Toujours selon les quatre organisations, les solutions sont à portée de main: Québec doit prévoir dans sa mise à jour financière de l’automne des investissements supplémentaires pour financer un grand chantier de 50 000 logements sociaux d’ici 2025 et il doit absolument accélérer la livraison des 13 000 logements déjà prévus, mais pas encore livrés.

Relance économique : pour une relance juste, verte et féministe

Le 25 septembre dernier, le Regroupement des groupes de femmes de la région de la Capitale-Nationale (RGF-CN)

dénonçait le projet de loi 66 et revendiquait une relance économique juste, verte et féministe. Pour le regroupement, la pandémie nous permet d’observer la place des femmes et leurs rôles essentiels au fonctionnement de la société. Le projet de relance économique, basé essentiellement sur les infrastructures, les oublie complètement. La pandémie a révélé les failles du système, qui se base sur le cheap labor des femmes, sur lequel on repose collectivement pour maintenir l’organisation sociale et familiale.

Le Regroupement des groupes de femmes de la région de la Capitale-Nationale a réitéré l’importance de reconnaitre l’apport du travail visible et invisible, salarié et bénévole des femmes, en temps de crise comme en temps normal. « La richesse, c’est l’heure de la distribuer, et pas seulement de la diriger vers des projets d’infrastructures qui profiteront majoritairement aux hommes. Il faut une relance dont personne n’est écartée, surtout pas celles qui ont écopé le plus de la pandémie », s’est indignée Judy Coulombe, du RGF-CN.

Projet de loi 66: une nouvelle mouture qui présente encore l’environnement comme un obstacle à la relance

Des organisations environnementales* se sont avouées déçues par le projet de loi 66 déposé par la ministre responsable de l’Administration gouvernementale. Elles ont déploré qu’on y présente encore le respect des exigences environnementales comme un obstacle à la relance. Les organisations signataires se sont inquiétées du fait que le gouvernement privilégie, avec le projet de loi 66, l’assouplissement des exigences environnementales et de consultation du public afin d’accélérer certains projets d’infrastructures.

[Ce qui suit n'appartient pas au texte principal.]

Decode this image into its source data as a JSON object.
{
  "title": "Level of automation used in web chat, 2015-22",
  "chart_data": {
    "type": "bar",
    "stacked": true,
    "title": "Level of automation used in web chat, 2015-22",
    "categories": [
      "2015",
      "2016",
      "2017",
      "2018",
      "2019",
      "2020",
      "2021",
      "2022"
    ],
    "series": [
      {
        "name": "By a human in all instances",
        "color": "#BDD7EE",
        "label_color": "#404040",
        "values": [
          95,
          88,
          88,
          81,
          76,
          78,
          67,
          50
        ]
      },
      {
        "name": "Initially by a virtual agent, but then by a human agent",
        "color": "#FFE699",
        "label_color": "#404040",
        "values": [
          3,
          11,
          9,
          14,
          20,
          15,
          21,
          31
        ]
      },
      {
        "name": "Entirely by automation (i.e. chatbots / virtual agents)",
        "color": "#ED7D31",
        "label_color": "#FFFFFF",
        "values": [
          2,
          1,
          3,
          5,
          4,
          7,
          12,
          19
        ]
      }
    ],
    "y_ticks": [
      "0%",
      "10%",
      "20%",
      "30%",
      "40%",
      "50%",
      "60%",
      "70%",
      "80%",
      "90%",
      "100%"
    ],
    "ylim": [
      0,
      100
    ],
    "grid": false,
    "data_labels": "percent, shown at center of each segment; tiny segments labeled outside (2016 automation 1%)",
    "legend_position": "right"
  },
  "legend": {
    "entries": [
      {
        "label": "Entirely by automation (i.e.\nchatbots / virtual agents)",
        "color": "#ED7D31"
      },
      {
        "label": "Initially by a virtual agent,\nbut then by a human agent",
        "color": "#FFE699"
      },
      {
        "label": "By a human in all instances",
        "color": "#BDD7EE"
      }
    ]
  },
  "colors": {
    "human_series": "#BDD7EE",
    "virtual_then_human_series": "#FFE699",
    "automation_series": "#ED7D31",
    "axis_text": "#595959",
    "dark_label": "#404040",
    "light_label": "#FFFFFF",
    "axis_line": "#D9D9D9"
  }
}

*Les organisations signataires sont: Marc-André Viau, directeur des relations gouvernementales, Équiterre; Geneviève Paul, directrice générale, Centre québécois du droit de l’environnement (CQDE); Diego Creimer, co-directeur par intérim, Fondation David Suzuki au Québec; Martin Vaillancourt, directeur général, Regroupement national des conseils régionaux de l’environnement du Québec; Patrick Bonin, responsable de la campagne Climat-Énergie, Greenpeace Canada; Alice-Anne Simard, directrice générale, Nature Québec ; Alain Branchaud, directeur général, SNAP Québec.